The ballad of Prince Rogers Nelson

Michaelangelo Matos, music editor at Seattle Weekly, wrote a book for Continuum about Prince's Sign 'O' The Times, the Purple One's best album and certainly the best double album in rock. Matos, who's a contemporary, is probably my generation's foremost Princeling. As for the book: no startling insights, just lots of fresh responses to a record that never stops astounding.
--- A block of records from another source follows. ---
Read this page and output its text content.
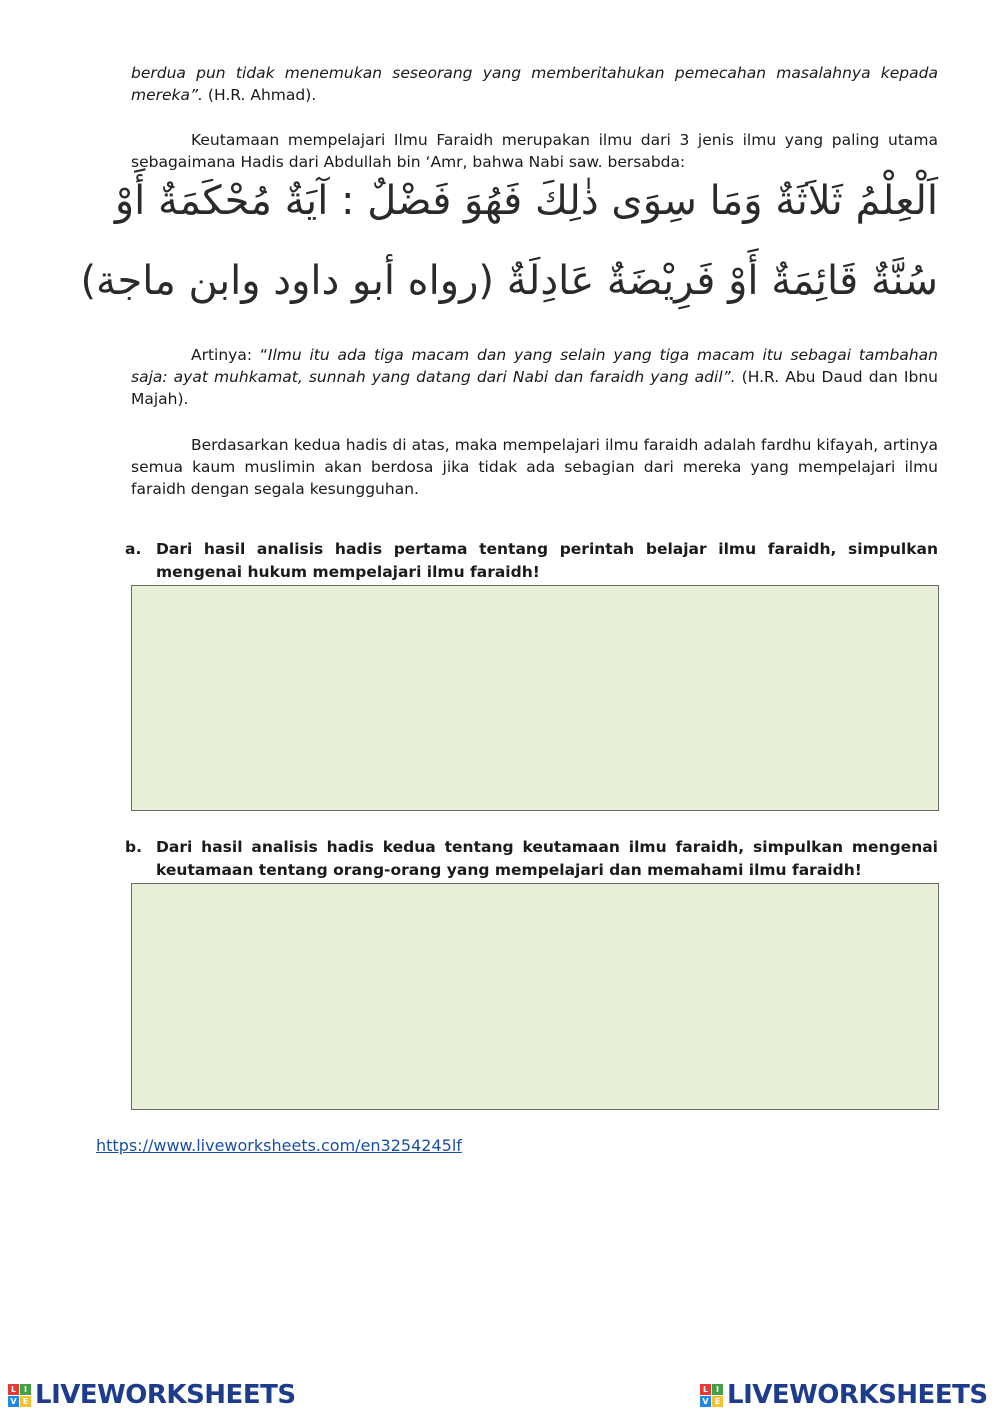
berdua pun tidak menemukan seseorang yang memberitahukan pemecahan masalahnya kepada mereka”. (H.R. Ahmad).

Keutamaan mempelajari Ilmu Faraidh merupakan ilmu dari 3 jenis ilmu yang paling utama sebagaimana Hadis dari Abdullah bin ‘Amr, bahwa Nabi saw. bersabda:

اَلْعِلْمُ ثَلاَثَةٌ وَمَا سِوَى ذٰلِكَ فَهُوَ فَضْلٌ : آيَةٌ مُحْكَمَةٌ أَوْ
سُنَّةٌ قَائِمَةٌ أَوْ فَرِيْضَةٌ عَادِلَةٌ (رواه أبو داود وابن ماجة)

Artinya: “Ilmu itu ada tiga macam dan yang selain yang tiga macam itu sebagai tambahan saja: ayat muhkamat, sunnah yang datang dari Nabi dan faraidh yang adil”. (H.R. Abu Daud dan Ibnu Majah).

Berdasarkan kedua hadis di atas, maka mempelajari ilmu faraidh adalah fardhu kifayah, artinya semua kaum muslimin akan berdosa jika tidak ada sebagian dari mereka yang mempelajari ilmu faraidh dengan segala kesungguhan.

a. Dari hasil analisis hadis pertama tentang perintah belajar ilmu faraidh, simpulkan mengenai hukum mempelajari ilmu faraidh!
b. Dari hasil analisis hadis kedua tentang keutamaan ilmu faraidh, simpulkan mengenai keutamaan tentang orang-orang yang mempelajari dan memahami ilmu faraidh!
https://www.liveworksheets.com/en3254245lf
L I
V E LIVEWORKSHEETS	L I
V E LIVEWORKSHEETS
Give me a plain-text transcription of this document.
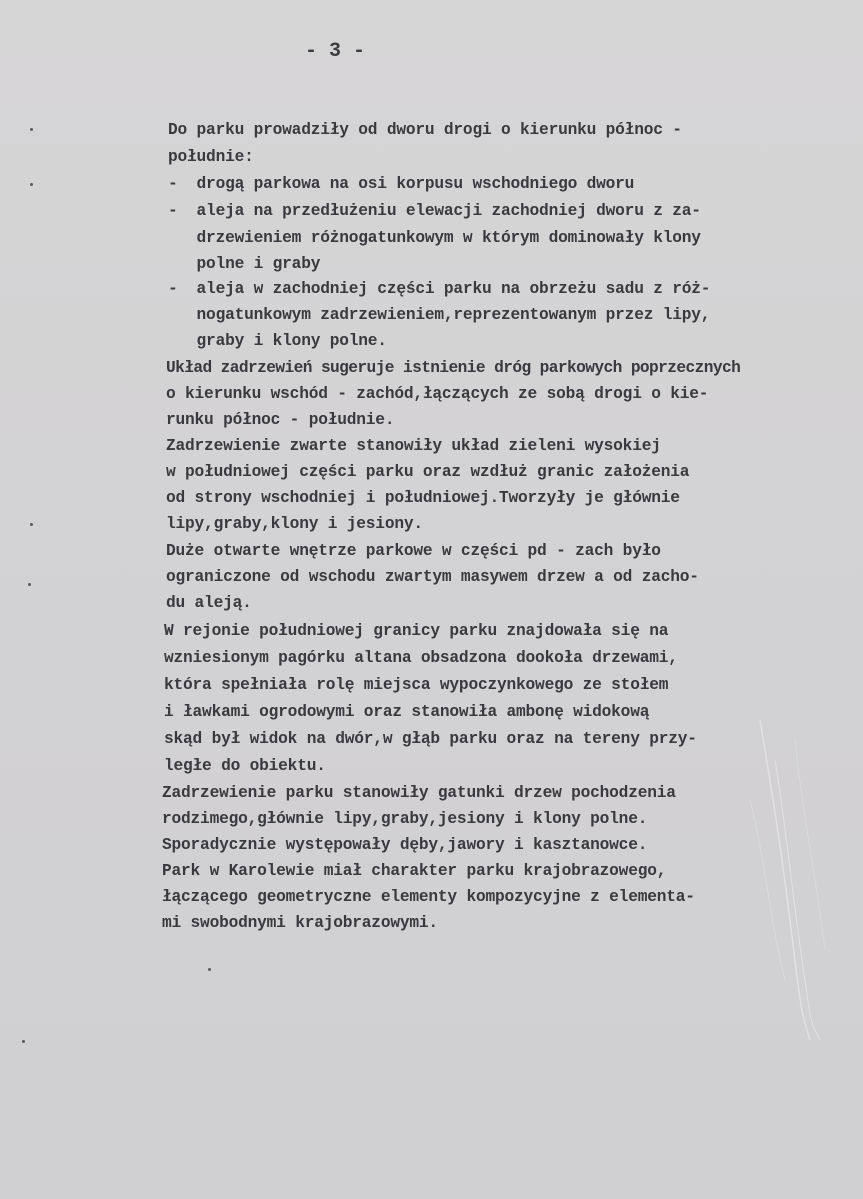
- 3 -
Do parku prowadziły od dworu drogi o kierunku północ -
południe:
-  drogą parkowa na osi korpusu wschodniego dworu
-  aleja na przedłużeniu elewacji zachodniej dworu z za-
drzewieniem różnogatunkowym w którym dominowały klony
polne i graby
-  aleja w zachodniej części parku na obrzeżu sadu z róż-
nogatunkowym zadrzewieniem,reprezentowanym przez lipy,
graby i klony polne.
Układ zadrzewień sugeruje istnienie dróg parkowych poprzecznych
o kierunku wschód - zachód,łączących ze sobą drogi o kie-
runku północ - południe.
Zadrzewienie zwarte stanowiły układ zieleni wysokiej
w południowej części parku oraz wzdłuż granic założenia
od strony wschodniej i południowej.Tworzyły je głównie
lipy,graby,klony i jesiony.
Duże otwarte wnętrze parkowe w części pd - zach było
ograniczone od wschodu zwartym masywem drzew a od zacho-
du aleją.
W rejonie południowej granicy parku znajdowała się na
wzniesionym pagórku altana obsadzona dookoła drzewami,
która spełniała rolę miejsca wypoczynkowego ze stołem
i ławkami ogrodowymi oraz stanowiła ambonę widokową
skąd był widok na dwór,w głąb parku oraz na tereny przy-
ległe do obiektu.
Zadrzewienie parku stanowiły gatunki drzew pochodzenia
rodzimego,głównie lipy,graby,jesiony i klony polne.
Sporadycznie występowały dęby,jawory i kasztanowce.
Park w Karolewie miał charakter parku krajobrazowego,
łączącego geometryczne elementy kompozycyjne z elementa-
mi swobodnymi krajobrazowymi.
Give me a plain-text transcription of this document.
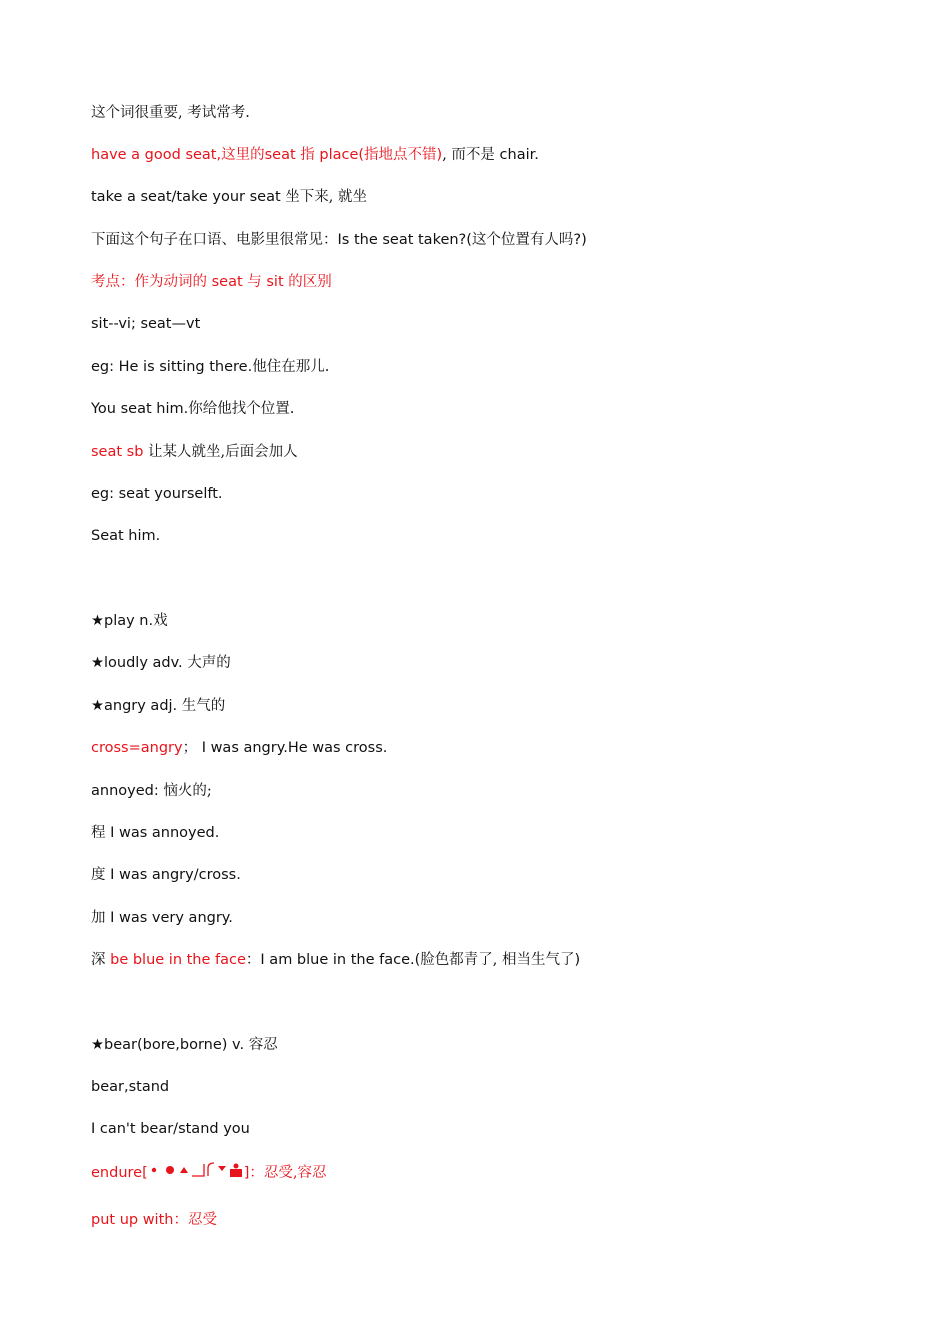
这个词很重要, 考试常考.
have a good seat,这里的seat 指 place(指地点不错), 而不是 chair.
take a seat/take your seat 坐下来, 就坐
下面这个句子在口语、电影里很常见：Is the seat taken?(这个位置有人吗?)
考点：作为动词的 seat 与 sit 的区别
sit--vi; seat—vt
eg: He is sitting there.他住在那儿.
You seat him.你给他找个位置.
seat sb 让某人就坐,后面会加人
eg: seat yourselft.
Seat him.
★play n.戏
★loudly adv. 大声的
★angry adj. 生气的
cross=angry； I was angry.He was cross.
annoyed: 恼火的;
程 I was annoyed.
度 I was angry/cross.
加 I was very angry.
深 be blue in the face：I am blue in the face.(脸色都青了, 相当生气了)
★bear(bore,borne) v. 容忍
bear,stand
I can't bear/stand you
endure[	]：忍受,容忍
put up with：忍受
Matos keeps up with Sign 'O' the Times' protean shifts; when he analyzes the proto-Timbaland track "The Ballad of Dorothy Parker (the most influential song of the last 20 years?), he manages to pin the song down, wriggling:

What's surprising about "Dorothy Parker"...is that its drum part sounds through-composed rather than programmed; it keeps twisting around, upending and then righting itself, keeping a constant groove without subordinating itselt to a monolithic beat the way "When Doves Cry" or "1999" or "It" do. The rest of the track mutates in the same way; the oddly detuned-sounding spider-web clavinet patterns and fluid bassline work in tandem with the drums. The groove twists and turns without ever seeming to resolve itself. When the radio's on and Joni Mitchell sings "Help me I think I'm falling" and the phone rings and it couldn't be as cute as you, the beat's stop-starts shadow the lyric perfectly.